Et puis il y en avait quatre. Google Stadia, le nouveau service de Tech Titan qui vous permet de jouer à des jeux vidéo comme si vous diffusiez l’émission télévisée Stranger Things de Netflix, lancée cette semaine avec de grands espoirs – et a immédiatement été critiquée pour son manque de fonctionnalités, une gamme de jeux médiocre et une réponse lente temps. L’année prochaine, il faudra affronter un autre problème: la concurrence.
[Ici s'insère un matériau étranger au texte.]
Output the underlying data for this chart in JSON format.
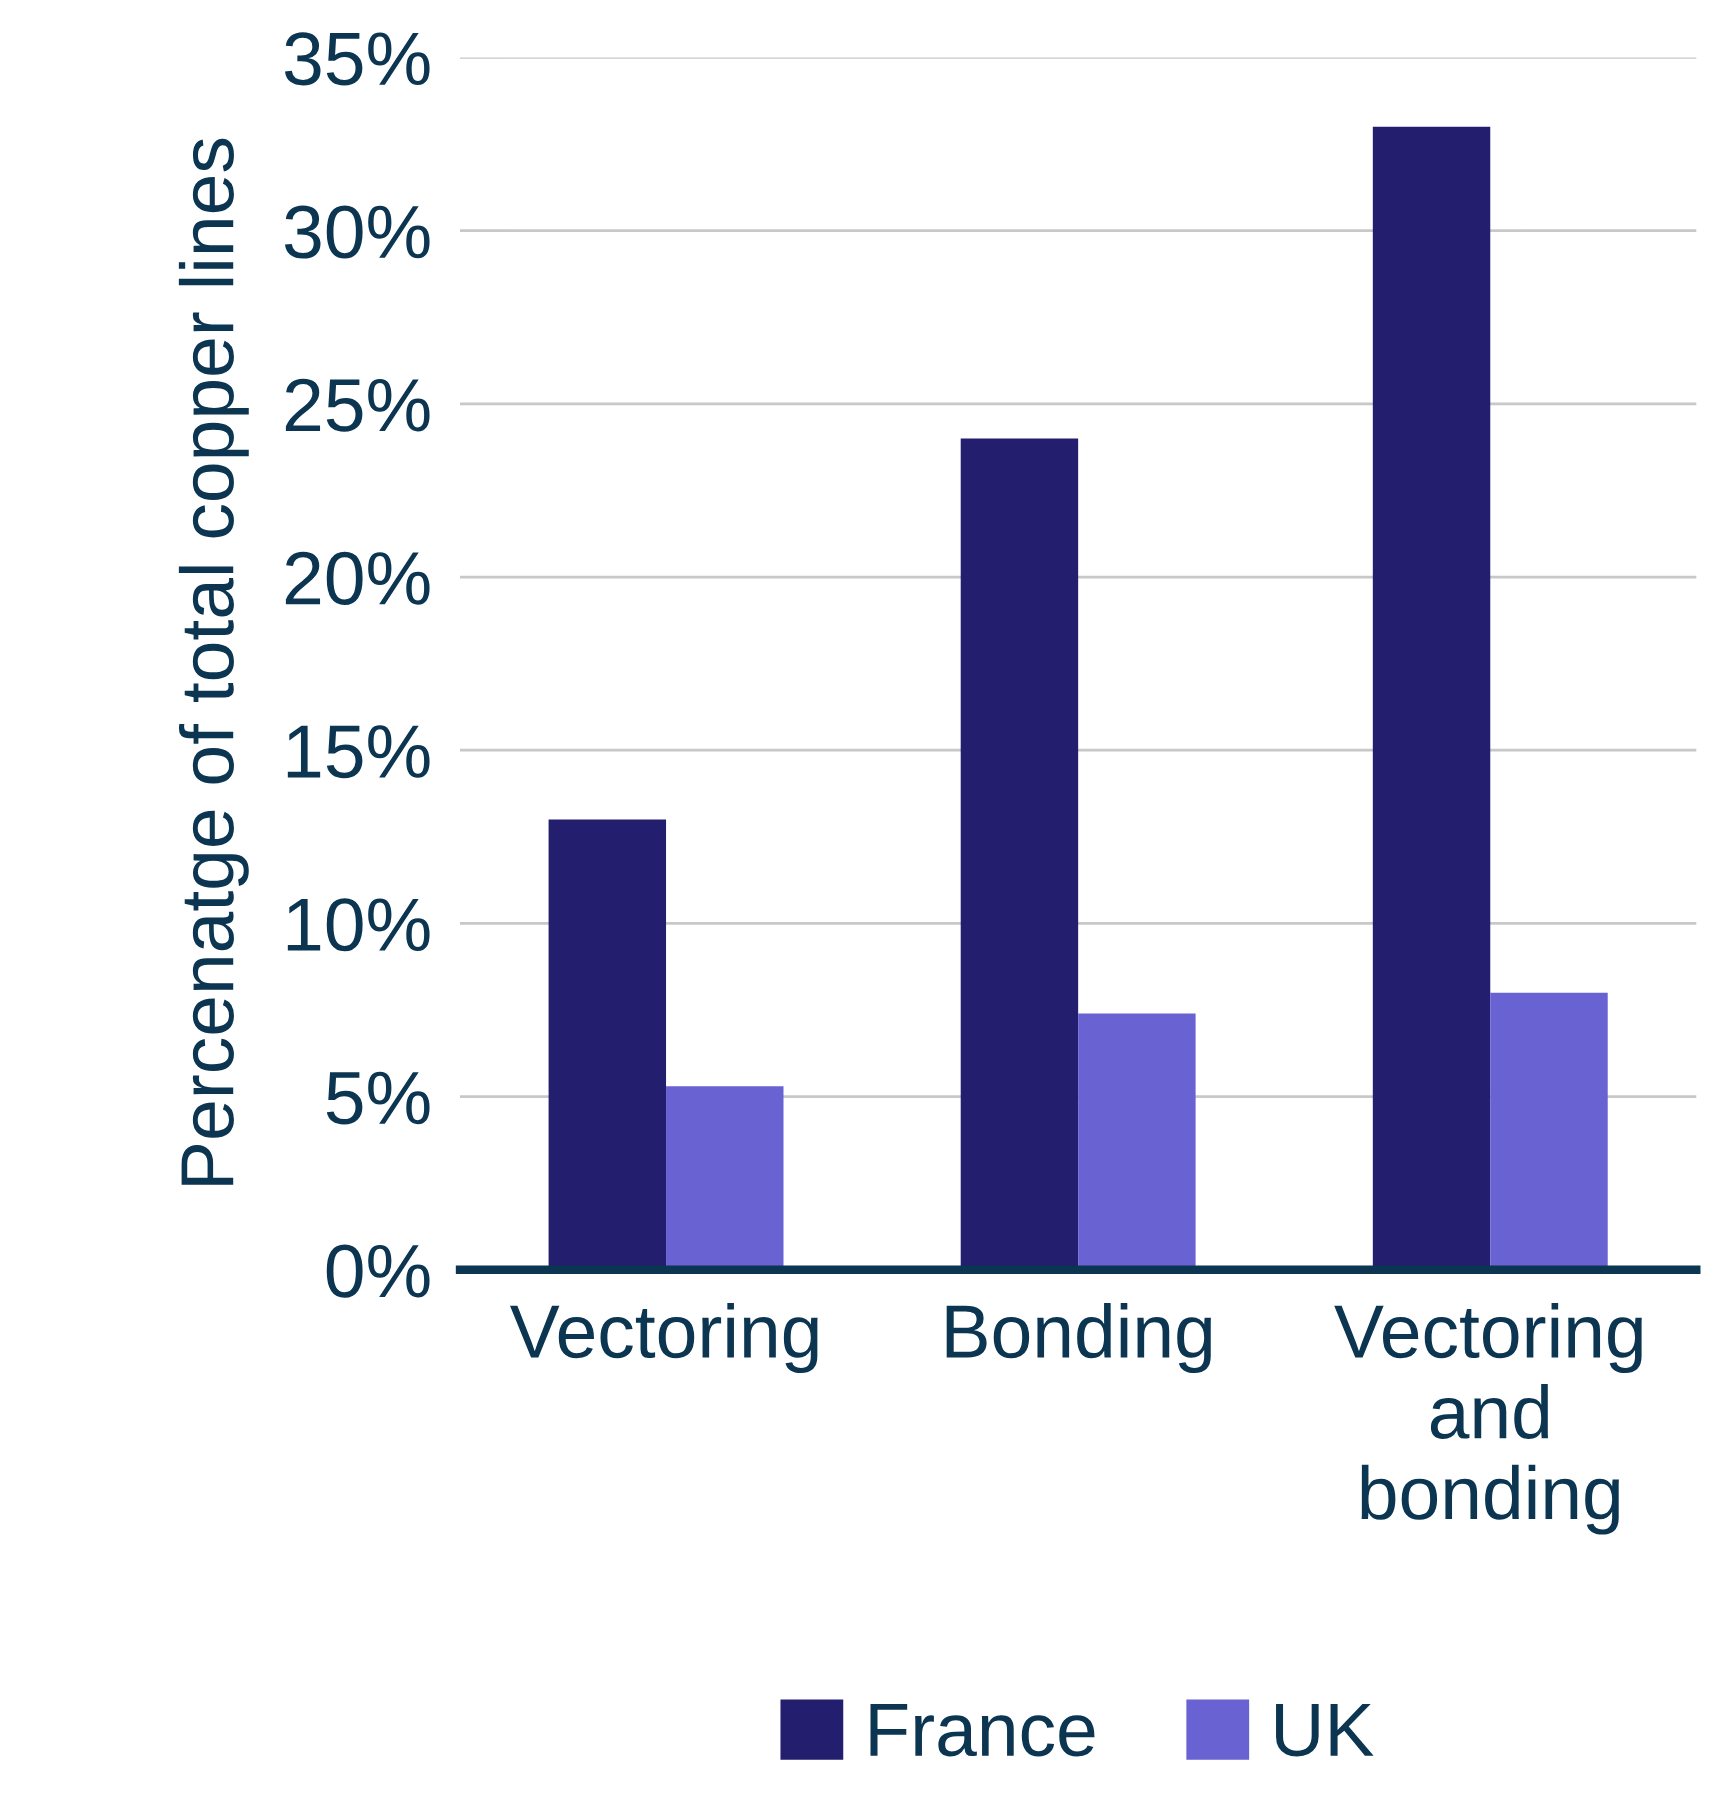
{
  "chart_data": {
    "type": "bar",
    "ylabel": "Percenatge of total copper lines",
    "categories": [
      "Vectoring",
      "Bonding",
      "Vectoring\nand\nbonding"
    ],
    "series": [
      {
        "name": "France",
        "color": "#231e6e",
        "values": [
          13.0,
          24.0,
          33.0
        ]
      },
      {
        "name": "UK",
        "color": "#6862d2",
        "values": [
          5.3,
          7.4,
          8.0
        ]
      }
    ],
    "ylim": [
      0,
      35
    ],
    "yticks": [
      {
        "value": 0,
        "label": "0%"
      },
      {
        "value": 5,
        "label": "5%"
      },
      {
        "value": 10,
        "label": "10%"
      },
      {
        "value": 15,
        "label": "15%"
      },
      {
        "value": 20,
        "label": "20%"
      },
      {
        "value": 25,
        "label": "25%"
      },
      {
        "value": 30,
        "label": "30%"
      },
      {
        "value": 35,
        "label": "35%"
      }
    ],
    "grid": "y",
    "legend": "bottom"
  }
}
En effet, 2020 marquera le début d’une nouvelle génération de jeux vidéo, optimisée par la prochaine PlayStation 5 de Sony et la prochaine Xbox de Microsoft, dont la sortie est prévue à l’automne. Ils ne seront pas seuls.

Le streaming de jeux sur n’importe quel appareil, y compris les smartphones, offre aux plus grands acteurs de l’industrie des technologies la possibilité de se lancer dans le monde du jeu, en affrontant les poids lourds établis Sony, Microsoft et Nintendo.

Pour Google, le point d’entrée est Stadia, un service de diffusion en continu qui promet d’utiliser le vaste réseau quasi-mondial du géant de la recherche pour diffuser en continu des jeux vidéo sur nos téléviseurs, ordinateurs et téléphones via Internet. Mais maintenant que les critiques sont mitigées, certaines personnes recommandent aux joueurs de rester clairs, même si vous pouvez utiliser Stadia gratuitement après avoir acheté un jeu de Google.

En octobre, Sony a réorganisé son service de diffusion en continu PlayStation Now, vieux de 5 ans, offrant un accès à plus de 800 jeux pour 9,99 $ par mois, y compris son célèbre jeu d’action God of War.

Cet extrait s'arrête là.